Öyle ise insan, îmân ile insanda tezâhür eden san‘at-ı İlâhiye ve nukūş-u esmâ-yı Rabbâniye i‘tibâriyle bir kıymet alır.Küfür o nisbeti kat‘ eder. O kat‘dan san‘at-ı Rabbâniye gizlenir. Kıymeti dahi yalnız madde i‘tibâriyle olur.

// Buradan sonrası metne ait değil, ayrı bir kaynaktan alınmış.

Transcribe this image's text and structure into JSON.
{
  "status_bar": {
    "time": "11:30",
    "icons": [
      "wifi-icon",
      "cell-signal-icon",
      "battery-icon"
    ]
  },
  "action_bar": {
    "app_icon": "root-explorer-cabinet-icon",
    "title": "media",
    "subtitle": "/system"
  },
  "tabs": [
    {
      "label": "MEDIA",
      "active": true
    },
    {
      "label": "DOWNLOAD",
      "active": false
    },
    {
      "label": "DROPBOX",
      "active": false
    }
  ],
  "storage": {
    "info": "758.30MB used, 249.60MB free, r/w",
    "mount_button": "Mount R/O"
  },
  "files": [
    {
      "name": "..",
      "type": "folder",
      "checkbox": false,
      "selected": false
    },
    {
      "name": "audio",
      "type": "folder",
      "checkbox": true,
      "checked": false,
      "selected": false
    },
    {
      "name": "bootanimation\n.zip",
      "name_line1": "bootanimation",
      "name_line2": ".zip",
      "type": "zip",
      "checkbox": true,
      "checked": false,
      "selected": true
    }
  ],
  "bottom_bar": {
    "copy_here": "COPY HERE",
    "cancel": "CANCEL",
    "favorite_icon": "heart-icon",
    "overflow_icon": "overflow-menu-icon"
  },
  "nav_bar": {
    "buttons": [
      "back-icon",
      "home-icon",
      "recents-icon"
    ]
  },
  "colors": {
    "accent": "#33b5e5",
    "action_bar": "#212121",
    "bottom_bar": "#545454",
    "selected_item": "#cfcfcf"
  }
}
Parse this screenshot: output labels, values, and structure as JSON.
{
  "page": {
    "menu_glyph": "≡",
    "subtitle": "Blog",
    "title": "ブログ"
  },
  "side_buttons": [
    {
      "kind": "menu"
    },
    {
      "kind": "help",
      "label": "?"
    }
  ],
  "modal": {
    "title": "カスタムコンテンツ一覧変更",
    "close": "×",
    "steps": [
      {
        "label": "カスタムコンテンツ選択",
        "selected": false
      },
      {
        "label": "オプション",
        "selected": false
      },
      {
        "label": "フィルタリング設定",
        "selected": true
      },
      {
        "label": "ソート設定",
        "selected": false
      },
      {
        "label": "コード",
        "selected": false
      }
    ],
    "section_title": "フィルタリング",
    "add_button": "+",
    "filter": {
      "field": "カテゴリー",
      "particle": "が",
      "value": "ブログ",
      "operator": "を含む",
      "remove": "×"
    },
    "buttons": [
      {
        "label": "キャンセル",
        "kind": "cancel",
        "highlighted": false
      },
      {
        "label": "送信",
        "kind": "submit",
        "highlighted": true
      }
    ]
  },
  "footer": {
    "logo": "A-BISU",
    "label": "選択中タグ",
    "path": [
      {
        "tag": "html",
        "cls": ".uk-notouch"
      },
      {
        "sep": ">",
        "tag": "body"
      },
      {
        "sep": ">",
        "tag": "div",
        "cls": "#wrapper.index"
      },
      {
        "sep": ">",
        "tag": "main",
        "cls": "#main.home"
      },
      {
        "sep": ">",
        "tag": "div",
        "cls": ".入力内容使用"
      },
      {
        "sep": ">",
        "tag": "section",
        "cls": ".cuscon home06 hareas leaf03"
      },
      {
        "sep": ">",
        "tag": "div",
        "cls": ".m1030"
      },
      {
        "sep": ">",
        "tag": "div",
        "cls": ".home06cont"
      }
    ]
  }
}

Öyle de insan, iman ile kendi üzerinde tecelli edip görünen Allah’ın benzersiz sanatının ve güzel isimlerinin bilinmesine ve anlaşılmasına vesile olur. İnsanın kıymeti ise üzerinde ortaya çıkan bu ilahi sanatlar ve güzel isimler itibariyledir. Çünkü insan Allah’ın isimlerine en güzel bir ayna olacak yapıda yaratılmıştır. Yani nasıl ki ayna güzeli gösterince güzelleşir. Işığı gösterince parlar. Bunun gibi insan da Allah’ın isimlerine ve sanatlarını üzerinde gösterebildiği ölçüde bir değer ve şeref kazanır
Aslı itibariyle kalbe ait bir sıfat olarak örtmek manasına gelen küfür, insanın Rabbi ile olan bağını keser, karanlıklar içinde bırakır. Allah’ın insan üstündeki sanatları ve güzel isimlerinin nakışları gizlenir, görünmemeye başlar.İnsan iman nuru ile kendindeki ve kâinattaki İlâhî sanat eserlerini görür, üstündeki nakışları okur, kıymetlerini takdir eder, güzelliklerine hayran olur, Rabbini tesbih edip O’na muhatap ve dost olur. Küfür ise, tüm bu inceliklerin ve sanatların gizlenip görülmemesine sebep olur
İşte en güzel bir kıvamda yaratılan ve yeryüzünde şerefli bir misafir olarak her şey hizmetine verilen insan, küfür ile bütün manevi yönlerini kaybederek basit bir hayvan gibi yaşamaya başlar. Böylece bütün kıymeti ve değeri, maddi bedeni itibariyle olur.
Madde ise, hem fâniye, hem zâile, hem muvakkat bir hayat-ı hayvâniye olduğundan kıymeti hiç hükmündedir.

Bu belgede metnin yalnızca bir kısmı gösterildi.